The Number Twelve Looks Like You – Wild Gods
Zehn Jahre nach Worse than Alone setzt die wiedervereinigte Nischensensation The Number Twelve Looks Like You zum neuerlichen Weirdo-Mindfuck an: Wild Gods ist ein grotesker Amoklauf durch das meisterliche Mathcore-Kuriositätenkabinett – samt erfrischend herausgestellter Jazz-Schlagseite.
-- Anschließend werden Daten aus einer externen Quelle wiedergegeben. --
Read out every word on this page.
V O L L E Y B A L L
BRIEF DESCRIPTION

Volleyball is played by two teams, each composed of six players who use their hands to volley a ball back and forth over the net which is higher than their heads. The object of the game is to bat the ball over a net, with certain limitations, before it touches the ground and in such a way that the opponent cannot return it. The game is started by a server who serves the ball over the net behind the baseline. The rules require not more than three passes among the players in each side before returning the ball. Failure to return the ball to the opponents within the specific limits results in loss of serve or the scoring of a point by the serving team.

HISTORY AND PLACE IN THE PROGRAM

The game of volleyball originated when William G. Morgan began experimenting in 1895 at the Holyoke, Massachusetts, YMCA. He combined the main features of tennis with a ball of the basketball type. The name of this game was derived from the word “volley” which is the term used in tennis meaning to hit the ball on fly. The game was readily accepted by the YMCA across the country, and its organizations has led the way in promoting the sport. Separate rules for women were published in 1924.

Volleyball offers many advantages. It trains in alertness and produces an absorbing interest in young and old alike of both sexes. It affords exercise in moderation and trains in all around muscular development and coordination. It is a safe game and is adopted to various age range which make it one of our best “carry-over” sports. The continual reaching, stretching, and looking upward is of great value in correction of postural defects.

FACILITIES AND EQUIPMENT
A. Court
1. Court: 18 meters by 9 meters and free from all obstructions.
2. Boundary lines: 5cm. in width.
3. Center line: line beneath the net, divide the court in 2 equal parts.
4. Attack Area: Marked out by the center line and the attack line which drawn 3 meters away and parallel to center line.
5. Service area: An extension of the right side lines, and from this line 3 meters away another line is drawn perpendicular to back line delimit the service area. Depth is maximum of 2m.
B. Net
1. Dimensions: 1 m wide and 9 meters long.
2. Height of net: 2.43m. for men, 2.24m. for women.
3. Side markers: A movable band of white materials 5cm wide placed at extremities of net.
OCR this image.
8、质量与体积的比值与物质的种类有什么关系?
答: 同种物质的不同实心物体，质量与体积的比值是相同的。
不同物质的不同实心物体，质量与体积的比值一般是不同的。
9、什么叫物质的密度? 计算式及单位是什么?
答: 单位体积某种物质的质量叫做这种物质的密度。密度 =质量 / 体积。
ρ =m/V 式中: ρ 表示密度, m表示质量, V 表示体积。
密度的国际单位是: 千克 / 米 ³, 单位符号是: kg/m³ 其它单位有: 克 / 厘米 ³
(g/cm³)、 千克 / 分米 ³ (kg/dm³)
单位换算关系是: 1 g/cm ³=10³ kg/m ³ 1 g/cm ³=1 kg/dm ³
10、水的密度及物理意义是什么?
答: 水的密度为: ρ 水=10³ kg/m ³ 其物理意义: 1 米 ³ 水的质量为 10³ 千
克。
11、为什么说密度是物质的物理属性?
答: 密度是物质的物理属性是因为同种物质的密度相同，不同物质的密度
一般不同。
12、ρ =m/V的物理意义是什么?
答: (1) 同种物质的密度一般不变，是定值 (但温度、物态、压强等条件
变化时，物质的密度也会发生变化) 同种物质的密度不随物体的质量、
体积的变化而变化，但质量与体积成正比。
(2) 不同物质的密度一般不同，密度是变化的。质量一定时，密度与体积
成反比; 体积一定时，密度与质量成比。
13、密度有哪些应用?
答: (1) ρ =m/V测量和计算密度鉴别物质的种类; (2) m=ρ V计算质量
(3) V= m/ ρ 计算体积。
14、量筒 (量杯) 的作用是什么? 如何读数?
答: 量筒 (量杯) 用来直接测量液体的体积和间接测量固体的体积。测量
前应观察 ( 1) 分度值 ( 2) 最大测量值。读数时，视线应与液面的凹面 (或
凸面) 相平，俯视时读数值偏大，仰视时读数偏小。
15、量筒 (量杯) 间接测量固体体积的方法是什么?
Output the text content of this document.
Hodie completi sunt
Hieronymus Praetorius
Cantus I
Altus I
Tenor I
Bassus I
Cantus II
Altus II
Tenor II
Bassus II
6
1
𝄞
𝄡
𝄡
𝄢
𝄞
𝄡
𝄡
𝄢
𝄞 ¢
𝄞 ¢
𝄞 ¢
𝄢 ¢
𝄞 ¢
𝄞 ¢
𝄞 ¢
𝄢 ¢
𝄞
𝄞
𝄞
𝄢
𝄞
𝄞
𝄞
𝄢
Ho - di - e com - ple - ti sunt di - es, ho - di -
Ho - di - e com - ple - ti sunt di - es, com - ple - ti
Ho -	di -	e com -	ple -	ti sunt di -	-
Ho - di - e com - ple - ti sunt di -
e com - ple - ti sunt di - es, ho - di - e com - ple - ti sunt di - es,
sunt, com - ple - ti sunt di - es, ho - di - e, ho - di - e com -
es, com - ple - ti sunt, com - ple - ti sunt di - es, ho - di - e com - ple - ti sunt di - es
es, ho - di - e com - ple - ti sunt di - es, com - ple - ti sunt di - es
Dass das Comebackalbum der seit 2016 wieder aktiven Band aus Bergen County (zumindest dem damaligen Euphorietaumel der zuständigen PR-Agentur folgend) eigentlich bereits nach dem Supportjob für die Abschiedsrunde von The Dillinger Escape Plan vor rund zwei Jahren erscheinen hätte sollen, erscheint 40 Minuten später beinahe irrelevant. Immerhin fühlt sich das fünfte Studioalbum von The Number Twelve Looks Like You einerseits ohnedies wie ein latent nostalgisch geprägter Trip in die (aktuell ja von Bands wie SeeYouSpaceCowboy adäquat aufgewärmten) frühen 2000er, die zeitlose Vergangenheit und auch die eigene musikalische Sozialisation an; und andererseits rechtfertig der zelebrierte Tumult auf Wild Gods ein wenig zusätzliche Wartezeit mit seiner geradezu schwindelerregenden Progressivität ansatzlos: Was auf dieser Platte im konzeptuellen Sperrfeuer aus überdrehtem Mathcore, unberechenbarem Screamo und deliriantem Fusions-Keller so alles passiert, ist doch nichts anderes als ziemlich irre. Und damit alle gehegten Erwartungshaltungen erfüllend.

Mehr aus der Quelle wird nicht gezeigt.